4. Data privacy and security: General LLMs might generate outputs based on publicly available data. Fine-tuning allows businesses to control the data the model is exposed to, ensuring that the generated content doesn't inadvertently leak sensitive information.
5. Addressing rare scenarios: Every business encounters rare but crucial scenarios specific to its domain. A general LLM might not handle such cases optimally. Fine-tuning ensures that these edge cases are catered to effectively.
While LLMs offer broad capabilities, fine-tuning sharpens those capabilities to fit the unique contours of a business's needs, ensuring optimal performance and results.
To fine-tune or not to fine-tune?
Sometimes, fine-tuning is not the best option. Here's an image from #OpenAIDevDay – fine-tuning on 140k internal Slack messages.

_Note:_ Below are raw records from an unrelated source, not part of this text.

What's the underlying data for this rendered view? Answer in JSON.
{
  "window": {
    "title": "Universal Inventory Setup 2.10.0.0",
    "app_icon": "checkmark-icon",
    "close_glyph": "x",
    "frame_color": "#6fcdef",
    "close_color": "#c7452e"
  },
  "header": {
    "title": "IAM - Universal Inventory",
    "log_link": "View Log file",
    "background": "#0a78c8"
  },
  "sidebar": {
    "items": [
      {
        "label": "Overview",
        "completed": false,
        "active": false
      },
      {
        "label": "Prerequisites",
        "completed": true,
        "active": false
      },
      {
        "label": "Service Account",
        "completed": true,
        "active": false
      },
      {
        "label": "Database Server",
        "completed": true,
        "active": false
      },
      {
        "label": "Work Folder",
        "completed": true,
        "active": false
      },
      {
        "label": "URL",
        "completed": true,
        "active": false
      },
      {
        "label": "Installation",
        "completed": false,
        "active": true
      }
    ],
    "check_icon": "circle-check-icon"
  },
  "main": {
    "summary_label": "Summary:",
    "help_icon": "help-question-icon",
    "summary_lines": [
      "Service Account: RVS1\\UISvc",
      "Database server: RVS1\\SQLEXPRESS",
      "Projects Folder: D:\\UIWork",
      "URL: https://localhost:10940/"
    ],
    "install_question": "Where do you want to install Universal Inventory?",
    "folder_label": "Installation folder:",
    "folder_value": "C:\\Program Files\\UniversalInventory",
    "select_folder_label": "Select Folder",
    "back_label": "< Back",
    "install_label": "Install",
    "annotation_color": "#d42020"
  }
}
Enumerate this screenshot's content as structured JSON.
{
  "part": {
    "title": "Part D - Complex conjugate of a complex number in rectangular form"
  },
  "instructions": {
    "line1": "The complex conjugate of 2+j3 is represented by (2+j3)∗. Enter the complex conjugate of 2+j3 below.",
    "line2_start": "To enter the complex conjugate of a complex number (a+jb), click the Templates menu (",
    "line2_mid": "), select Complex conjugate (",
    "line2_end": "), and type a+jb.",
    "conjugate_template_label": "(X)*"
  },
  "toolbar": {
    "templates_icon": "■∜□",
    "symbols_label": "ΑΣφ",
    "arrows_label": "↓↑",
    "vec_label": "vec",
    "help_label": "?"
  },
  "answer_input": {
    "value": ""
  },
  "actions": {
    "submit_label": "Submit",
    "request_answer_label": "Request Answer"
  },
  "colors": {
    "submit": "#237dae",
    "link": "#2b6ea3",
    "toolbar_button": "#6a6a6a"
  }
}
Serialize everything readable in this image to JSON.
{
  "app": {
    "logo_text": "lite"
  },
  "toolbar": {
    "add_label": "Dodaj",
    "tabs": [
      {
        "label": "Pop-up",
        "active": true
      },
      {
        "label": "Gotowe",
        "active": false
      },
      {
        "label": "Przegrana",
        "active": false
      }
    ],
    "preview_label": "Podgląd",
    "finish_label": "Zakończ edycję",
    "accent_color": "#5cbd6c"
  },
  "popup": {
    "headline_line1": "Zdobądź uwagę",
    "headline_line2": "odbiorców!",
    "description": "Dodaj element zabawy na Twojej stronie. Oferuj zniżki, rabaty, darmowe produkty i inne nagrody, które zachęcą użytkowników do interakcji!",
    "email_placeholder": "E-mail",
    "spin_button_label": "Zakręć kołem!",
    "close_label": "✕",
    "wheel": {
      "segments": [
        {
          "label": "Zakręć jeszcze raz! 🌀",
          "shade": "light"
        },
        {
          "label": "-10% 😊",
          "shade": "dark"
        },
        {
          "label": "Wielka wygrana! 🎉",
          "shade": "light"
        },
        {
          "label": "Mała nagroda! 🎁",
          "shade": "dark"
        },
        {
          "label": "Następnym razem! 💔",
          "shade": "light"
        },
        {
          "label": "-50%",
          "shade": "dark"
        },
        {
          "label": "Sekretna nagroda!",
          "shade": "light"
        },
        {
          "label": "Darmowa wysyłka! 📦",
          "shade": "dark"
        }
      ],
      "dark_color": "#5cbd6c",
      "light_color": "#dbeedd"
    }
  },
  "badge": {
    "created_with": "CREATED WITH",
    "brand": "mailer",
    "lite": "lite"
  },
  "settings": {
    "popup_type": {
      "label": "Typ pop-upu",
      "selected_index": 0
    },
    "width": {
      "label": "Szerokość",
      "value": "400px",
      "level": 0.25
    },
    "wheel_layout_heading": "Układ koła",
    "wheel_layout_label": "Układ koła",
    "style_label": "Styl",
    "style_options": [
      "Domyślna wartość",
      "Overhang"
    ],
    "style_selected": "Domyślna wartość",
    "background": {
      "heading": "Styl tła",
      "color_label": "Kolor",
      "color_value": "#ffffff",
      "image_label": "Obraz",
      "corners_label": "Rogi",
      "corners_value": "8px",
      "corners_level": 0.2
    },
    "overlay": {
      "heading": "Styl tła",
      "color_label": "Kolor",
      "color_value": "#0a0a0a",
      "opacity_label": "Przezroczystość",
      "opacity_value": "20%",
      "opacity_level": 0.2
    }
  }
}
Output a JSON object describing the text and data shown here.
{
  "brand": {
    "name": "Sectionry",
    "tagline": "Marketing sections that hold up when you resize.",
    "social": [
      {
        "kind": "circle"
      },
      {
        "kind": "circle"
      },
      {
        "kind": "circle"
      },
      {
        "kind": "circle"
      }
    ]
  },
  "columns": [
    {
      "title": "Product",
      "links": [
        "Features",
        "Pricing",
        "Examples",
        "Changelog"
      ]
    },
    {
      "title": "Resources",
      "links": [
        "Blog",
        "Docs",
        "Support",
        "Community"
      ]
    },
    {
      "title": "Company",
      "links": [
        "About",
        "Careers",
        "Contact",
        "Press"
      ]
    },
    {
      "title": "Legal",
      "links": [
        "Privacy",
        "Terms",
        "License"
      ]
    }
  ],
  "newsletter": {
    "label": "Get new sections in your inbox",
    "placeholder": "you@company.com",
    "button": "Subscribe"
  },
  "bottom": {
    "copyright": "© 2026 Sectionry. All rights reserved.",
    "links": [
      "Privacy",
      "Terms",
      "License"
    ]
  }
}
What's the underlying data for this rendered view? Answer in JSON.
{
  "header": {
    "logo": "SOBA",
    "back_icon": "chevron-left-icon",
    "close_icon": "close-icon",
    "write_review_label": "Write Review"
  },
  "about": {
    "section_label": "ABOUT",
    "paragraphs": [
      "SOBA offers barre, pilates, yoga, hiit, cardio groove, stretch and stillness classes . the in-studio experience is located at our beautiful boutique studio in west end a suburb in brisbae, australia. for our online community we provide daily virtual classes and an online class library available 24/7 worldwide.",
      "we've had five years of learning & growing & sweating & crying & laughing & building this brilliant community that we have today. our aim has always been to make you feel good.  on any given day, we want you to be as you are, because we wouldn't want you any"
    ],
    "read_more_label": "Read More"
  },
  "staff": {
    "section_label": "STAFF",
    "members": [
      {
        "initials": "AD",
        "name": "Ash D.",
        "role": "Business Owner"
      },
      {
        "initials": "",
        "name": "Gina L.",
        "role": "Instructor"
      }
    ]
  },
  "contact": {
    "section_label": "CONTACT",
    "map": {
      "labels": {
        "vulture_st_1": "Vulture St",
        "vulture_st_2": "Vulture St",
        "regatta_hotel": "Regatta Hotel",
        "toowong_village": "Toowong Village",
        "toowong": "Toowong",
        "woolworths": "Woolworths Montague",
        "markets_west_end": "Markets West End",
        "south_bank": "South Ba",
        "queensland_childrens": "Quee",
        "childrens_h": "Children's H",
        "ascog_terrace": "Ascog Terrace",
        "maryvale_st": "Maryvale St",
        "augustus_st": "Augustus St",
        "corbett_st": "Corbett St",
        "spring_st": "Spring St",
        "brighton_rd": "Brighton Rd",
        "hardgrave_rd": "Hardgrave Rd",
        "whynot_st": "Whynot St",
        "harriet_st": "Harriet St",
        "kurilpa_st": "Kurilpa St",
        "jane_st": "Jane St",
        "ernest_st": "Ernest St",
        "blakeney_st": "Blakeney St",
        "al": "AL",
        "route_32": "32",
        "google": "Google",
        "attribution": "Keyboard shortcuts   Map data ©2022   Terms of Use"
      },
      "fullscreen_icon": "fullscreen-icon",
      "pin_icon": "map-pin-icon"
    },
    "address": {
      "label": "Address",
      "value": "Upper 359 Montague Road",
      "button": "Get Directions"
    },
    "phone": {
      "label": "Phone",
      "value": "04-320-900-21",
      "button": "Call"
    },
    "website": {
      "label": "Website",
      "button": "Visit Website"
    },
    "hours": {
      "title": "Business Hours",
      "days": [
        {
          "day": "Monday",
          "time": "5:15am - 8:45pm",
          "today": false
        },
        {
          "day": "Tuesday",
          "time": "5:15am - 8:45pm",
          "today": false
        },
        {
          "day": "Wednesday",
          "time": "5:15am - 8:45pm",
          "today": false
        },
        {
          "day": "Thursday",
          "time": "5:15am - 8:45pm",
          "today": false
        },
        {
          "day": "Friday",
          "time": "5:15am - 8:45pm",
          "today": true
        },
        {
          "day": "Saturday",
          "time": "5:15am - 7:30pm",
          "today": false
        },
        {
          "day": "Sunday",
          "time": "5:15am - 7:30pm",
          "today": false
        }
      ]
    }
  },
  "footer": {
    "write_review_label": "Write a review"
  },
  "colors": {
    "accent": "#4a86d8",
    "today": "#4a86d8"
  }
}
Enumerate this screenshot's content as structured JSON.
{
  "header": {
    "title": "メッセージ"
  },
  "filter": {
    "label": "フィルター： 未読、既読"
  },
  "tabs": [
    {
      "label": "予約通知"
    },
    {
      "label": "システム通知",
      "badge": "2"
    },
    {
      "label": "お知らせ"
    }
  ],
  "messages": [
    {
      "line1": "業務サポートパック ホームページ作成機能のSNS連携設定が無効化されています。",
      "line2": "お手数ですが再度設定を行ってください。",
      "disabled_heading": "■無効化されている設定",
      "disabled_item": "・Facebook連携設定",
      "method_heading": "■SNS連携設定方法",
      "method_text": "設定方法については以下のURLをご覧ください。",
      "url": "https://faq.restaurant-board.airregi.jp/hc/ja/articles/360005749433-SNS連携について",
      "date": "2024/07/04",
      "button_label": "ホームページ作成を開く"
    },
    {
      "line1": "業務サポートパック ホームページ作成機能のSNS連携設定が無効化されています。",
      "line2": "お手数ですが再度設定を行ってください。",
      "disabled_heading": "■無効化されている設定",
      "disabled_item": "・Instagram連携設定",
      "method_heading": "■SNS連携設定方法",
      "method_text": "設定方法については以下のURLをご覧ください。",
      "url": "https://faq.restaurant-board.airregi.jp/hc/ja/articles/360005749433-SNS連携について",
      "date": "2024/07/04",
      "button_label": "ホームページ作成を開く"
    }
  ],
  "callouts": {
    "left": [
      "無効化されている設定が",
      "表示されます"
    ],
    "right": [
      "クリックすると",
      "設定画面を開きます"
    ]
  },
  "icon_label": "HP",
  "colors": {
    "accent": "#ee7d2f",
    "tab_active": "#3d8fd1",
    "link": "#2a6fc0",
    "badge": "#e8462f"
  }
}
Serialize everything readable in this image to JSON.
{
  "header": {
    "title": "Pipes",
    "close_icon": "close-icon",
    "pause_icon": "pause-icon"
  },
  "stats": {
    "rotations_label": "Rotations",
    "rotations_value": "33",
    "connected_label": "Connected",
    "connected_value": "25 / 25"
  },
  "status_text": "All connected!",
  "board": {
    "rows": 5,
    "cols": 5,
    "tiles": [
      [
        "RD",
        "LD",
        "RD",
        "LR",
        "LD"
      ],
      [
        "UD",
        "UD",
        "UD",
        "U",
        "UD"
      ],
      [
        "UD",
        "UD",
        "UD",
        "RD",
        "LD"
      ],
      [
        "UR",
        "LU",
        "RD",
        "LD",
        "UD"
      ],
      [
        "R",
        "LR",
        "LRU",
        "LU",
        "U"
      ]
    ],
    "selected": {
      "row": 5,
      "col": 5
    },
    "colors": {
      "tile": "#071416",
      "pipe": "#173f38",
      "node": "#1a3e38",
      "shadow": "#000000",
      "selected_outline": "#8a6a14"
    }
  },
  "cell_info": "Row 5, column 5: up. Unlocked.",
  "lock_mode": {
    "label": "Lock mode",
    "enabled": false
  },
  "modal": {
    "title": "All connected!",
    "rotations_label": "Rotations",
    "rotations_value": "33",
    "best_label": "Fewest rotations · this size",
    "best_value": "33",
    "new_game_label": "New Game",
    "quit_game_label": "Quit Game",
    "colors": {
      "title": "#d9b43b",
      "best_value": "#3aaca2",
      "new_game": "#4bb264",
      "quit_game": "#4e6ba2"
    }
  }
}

User: "Write a 500 word blog post on prompt engineering"
Assistant: "Sure, I shall work on that in the morning"
User: "Write it now"
LLM fine-tuning has become an indispensable tool in the LLM requirements of enterprises to enhance their operational processes. While the foundational training of LLMs offers a broad understanding of language, it’s the fine-tuning process that molds these models into specialized tools capable of understanding niche topics and delivering more precise results. By training LLMs for specific tasks, industries, or data sets, we are pushing the boundaries of what these models can achieve and ensuring they remain relevant and valuable in an ever-evolving digital landscape. As we look ahead, the continuous exploration and innovation in LLM and the right tools for fine-tuning methodologies will undoubtedly pave the way for smarter, more efficient, and contextually aware AI systems.